Ganz viel neu in Neuenkirchen

Rietberg-Neuenkirchen (WB). In Neuenkirchen tut sich gerade eine ganze Menge: Das Körkemeiersche Haus ist abgerissen worden, nur noch eine Schotterfläche zeugt davon, dass früher dort ein Gebäude stand. Währenddessen haben die Bauarbeiten für das neue Kolpinghaus begonnen. Auf dem Kirchplatz soll es auch bald losgehen. Das WESTFALEN-BLATT wirft einen Blick in den Zeitplan.

Stefan Lind

In Neuenkirchen verändert sich gerade eine Menge. Besonders auffällig ist dies auf der Fläche hinter Kolpinghaus und Volksbank. Dort haben die Bauarbeiten für den Neubau des Kolpinghauses begonnen. Grundsteinlegung ist am Sonntag, 18. August. Foto: Stefan Lind

Die Stadt setzt seit einiger Zeit konsequent Punkt für Punkt aus dem integrierten Handlungskonzept um, das für den Stadtteil Neuenkirchen entwickelt worden ist. Bereits vor zwei Jahren ist Stadlers Garten aus dem Dornröschenschlaf geholt und in eine schmucke Parkanlage umgewandelt worden. Auf dem Kirchplatz geht es weiter. Das Fachwerkhaus zwischen Kirche und Kindergarten, in dem früher Heimatforscher Wolfgang Körkemeier wohnte, ist verschwunden. Dort sollen mehrere Pkw-Stellplätze entstehen; wochentags für die Nutzer des Kindergartens und an den Wochenenden für Kirchenbesucher. Die Buche am Haus bleibt erhalten. Der Kirchplatz selbst soll an einigen Stellen entsiegelt werden und insgesamt eine neue Pflasterung erhalten. Eingebettet werden sollen zwei Hochbeete, die möglichst als Sitzgelegenheiten dienen sollen. Denn zusätzliche Bänke oder ähnliches sind nicht vorgesehen.

Im Moment ist Pause, denn es sind leichte Verzögerungen aufgetreten, wie Juergen Wohlgemuth, Pressesprecher der Stadt, erläutert: »Gewisse Betonelemente sind nicht rechtzeitig fertig geworden. Es soll dann wohl Anfang September losgehen.« Bis Februar 2020, so ist es vorgesehen, dürften die Arbeiten dort beendet sein.

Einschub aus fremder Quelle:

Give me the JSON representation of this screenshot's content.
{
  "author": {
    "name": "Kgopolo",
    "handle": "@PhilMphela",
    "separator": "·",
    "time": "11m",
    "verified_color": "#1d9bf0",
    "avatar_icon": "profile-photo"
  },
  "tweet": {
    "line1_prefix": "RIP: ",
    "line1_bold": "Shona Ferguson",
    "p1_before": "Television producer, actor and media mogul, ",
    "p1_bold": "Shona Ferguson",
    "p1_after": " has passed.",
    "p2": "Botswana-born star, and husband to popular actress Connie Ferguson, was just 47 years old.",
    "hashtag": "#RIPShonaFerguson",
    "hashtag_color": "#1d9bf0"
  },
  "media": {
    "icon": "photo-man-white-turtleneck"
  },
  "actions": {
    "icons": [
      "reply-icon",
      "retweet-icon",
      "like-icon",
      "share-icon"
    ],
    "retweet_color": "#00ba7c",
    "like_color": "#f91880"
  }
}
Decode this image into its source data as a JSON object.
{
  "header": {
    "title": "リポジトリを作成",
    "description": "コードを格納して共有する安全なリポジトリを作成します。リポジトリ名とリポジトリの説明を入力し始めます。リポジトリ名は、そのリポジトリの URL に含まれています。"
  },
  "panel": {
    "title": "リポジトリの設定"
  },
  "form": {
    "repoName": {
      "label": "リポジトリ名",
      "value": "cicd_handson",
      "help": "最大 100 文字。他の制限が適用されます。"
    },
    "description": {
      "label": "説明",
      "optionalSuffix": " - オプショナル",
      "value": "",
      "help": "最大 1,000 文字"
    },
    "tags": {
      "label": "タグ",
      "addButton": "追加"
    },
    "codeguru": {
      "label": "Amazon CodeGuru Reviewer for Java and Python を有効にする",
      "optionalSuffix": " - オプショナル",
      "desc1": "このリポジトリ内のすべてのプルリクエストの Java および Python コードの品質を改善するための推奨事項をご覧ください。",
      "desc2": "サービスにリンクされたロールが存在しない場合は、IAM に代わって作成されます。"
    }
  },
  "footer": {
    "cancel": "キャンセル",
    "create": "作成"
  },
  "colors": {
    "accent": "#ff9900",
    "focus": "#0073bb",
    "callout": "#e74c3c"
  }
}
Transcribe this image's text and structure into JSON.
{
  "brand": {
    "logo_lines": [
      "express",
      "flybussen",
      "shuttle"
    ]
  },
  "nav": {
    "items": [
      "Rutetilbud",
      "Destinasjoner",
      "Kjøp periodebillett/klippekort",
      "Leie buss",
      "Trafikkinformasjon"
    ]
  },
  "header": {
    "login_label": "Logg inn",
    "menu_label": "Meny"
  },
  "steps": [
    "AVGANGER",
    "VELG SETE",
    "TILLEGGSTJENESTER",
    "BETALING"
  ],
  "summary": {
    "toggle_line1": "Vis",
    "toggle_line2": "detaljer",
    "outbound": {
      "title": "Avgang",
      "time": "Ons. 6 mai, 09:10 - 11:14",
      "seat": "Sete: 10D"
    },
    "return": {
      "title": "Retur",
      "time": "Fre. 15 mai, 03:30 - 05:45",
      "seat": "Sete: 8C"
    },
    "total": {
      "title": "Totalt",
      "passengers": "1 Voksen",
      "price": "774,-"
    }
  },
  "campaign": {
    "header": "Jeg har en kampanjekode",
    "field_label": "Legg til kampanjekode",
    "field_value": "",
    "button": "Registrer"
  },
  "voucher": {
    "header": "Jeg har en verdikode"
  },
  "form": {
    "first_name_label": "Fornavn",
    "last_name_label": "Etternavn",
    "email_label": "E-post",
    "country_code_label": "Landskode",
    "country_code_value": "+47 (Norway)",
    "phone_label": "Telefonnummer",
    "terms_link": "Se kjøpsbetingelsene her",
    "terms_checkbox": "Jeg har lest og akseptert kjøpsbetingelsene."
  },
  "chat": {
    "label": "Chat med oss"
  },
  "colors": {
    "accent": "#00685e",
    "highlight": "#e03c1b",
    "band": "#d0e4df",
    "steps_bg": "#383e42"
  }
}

Die Fertigstellung soll im Frühjahr 2020 sein

Der zuständige Landschaftsplaner Matthias Wolf hat sich auch schon Gedanken gemacht, was Pfarrgarten und Dorfgraben angeht. Hier ist ein Zeitraum von März bis August 2020 für die Realisierung vorgesehen. Der Fußweg durch Stadlers Garten wird über den Zebrastreifen an der Gütersloher Straße fortgeführt und schlängelt sich dann durch den Pfarrgarten. Parallel dazu soll der dann freigelegte Dorfgraben mäandern. Die gleichen Materialien wie in Stadlers Garten sollen auch hier bei Grabeneinfassung, Pflasterung, Möblierung, Brückengeländern und Leuchten fortgeführt werden. Zudem soll im Pfarrgarten ein wenig aufgeräumt werden: Büsche werden verschwinden, um einen Blick auf die Kirche zu ermöglichen.

Das Pfarrhaus bleibt ebenso erhalten wie das Küsterhaus und wird in den Park integriert, ebenso wie das neue Kolpinghaus. Die Pläne dafür beinhalten einen flexibel nutzbaren Saal mit 340 Sitzplätzen, eine 231 Quadratmeter große Bühne sowie eine 88 Quadratmeter große Gaststätte, an die sich eine anschließt. Es gibt eine Küche, einen Lagerraum, einen behindertengerechten Sanitärbereich und ein Foyer. Die Fertigstellung soll im Frühjahr 2020 sein. Die Zuwegung erfolgt künftig von der Ringstraße aus, hinter der Kirche entlang. Auf dem Gelände des alten Kolpinghauses will die Volksbank ihre Geschäftsräume erweitern.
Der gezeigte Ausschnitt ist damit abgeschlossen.